Come close listen to the story
About a love more faithful than the morning
The Father gave his only son just to save us

The earth was shaking in the dark
All creation felt the Father's broken heart
Tears were filling heaven's eyes
The day that true love died, the day that true love died
When blood and water hit the ground
Walls we couldn't move came crashing down
We were free and made alive
The day that true love died, the day that true love died

Search your heart, you know you can't deny it
Come on, lose your life just so you can find it
The Father gave his only son just to save us

The earth was shaking in the dark
All creation felt the father's broken heart
Tears were filling heaven's eyes
The day that true love died, the day that true love died
When blood and water hit the ground
Walls we couldn't move came crashing down
We were free and made alive
The day that true love died, the day that true love died

Now Jesus is alive
Jesus is alive
Jesus is alive
Jesus is alive
Jesus is alive
oh He is alive
He rose again

When blood and water hit the ground
Walls we couldn't move came crashing down
We were free and made alive
The day that true love died, the day that true love died

Come close listen to the story

How someone can write, read, or hear these words and not get chills, get tears, get some sort of emotion is truely beyond me.
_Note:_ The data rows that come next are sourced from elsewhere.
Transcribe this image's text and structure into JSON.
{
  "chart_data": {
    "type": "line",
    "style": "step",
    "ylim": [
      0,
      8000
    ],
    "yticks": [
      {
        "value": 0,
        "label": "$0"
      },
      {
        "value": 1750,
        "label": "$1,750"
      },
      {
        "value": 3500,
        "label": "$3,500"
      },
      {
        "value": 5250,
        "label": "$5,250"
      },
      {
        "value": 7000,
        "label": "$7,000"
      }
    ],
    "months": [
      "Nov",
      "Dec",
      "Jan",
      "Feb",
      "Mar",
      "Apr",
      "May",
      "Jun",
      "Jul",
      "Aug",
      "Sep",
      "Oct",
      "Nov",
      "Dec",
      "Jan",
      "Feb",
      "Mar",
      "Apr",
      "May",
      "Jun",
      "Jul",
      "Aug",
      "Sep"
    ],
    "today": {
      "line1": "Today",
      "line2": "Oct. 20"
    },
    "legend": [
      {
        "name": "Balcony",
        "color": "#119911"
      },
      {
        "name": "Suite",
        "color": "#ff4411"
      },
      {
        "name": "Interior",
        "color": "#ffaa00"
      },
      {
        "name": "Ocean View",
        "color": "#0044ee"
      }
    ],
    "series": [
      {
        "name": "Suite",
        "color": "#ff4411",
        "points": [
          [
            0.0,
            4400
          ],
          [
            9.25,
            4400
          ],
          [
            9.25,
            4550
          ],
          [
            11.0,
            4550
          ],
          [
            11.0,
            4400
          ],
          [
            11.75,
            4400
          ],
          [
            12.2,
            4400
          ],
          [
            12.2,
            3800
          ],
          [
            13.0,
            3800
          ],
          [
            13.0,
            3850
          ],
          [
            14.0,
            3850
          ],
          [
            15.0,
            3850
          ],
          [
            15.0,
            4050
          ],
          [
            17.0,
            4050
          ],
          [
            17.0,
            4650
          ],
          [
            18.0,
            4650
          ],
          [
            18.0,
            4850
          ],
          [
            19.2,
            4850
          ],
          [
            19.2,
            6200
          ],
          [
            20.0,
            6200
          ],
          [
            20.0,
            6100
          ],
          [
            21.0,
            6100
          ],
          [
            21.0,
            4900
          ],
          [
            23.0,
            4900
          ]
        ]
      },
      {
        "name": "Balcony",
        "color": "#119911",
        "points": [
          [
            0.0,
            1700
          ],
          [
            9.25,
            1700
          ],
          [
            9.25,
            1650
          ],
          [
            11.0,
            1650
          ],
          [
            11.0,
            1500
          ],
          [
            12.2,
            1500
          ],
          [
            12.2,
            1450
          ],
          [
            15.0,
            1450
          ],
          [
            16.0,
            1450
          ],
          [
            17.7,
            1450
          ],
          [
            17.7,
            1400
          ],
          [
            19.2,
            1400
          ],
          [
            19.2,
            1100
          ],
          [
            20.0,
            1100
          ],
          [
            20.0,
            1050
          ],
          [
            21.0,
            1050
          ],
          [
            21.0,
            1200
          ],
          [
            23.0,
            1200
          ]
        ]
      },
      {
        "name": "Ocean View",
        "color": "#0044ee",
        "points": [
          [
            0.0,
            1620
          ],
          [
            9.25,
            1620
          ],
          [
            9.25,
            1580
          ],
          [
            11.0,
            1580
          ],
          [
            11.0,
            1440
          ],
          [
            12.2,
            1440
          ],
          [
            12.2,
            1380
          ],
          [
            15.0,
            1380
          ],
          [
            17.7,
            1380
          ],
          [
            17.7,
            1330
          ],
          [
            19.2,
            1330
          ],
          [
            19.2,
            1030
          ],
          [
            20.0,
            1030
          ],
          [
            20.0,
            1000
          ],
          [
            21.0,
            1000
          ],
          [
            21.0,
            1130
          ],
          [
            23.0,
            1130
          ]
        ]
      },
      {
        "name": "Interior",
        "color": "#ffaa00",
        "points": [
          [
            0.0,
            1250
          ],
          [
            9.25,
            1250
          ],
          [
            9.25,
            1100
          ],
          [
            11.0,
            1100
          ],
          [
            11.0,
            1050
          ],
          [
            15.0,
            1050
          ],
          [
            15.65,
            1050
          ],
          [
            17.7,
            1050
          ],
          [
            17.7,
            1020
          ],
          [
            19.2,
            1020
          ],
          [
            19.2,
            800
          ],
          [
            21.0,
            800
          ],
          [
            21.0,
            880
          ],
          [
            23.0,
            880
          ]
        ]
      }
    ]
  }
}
Jesus is the story of True Love. He was a perfect man, sinless {look for yourself in the bible, find something He did wrong} and then proceeded to die and sinners death. Why? Why would He do something so crazy, so selfless, so humbling, so not what any of us would do?!

True love, that's why.

I love the line in this song also by Phil Wickham that says 'listen to a story about a love more faithful than the morning'. Some times I can hear that line in my head over and over and over, but i never get sick of hearing it. I think its a wonderful thing to be reminded of constantly, of how faithful God really is in our lives. Simple things that prove that faithfulness: Do we question wether or not the sun will go down sometime this evening? Or that sometime in early morning it will rise again? Wow! Yet I doubt sometimes and believe that God may have forgotten about me and even though I don't sit around a think that to myself, my actions show my doubt. My lacking to just trust Him, so I worry about little unimportant things. Stupid things.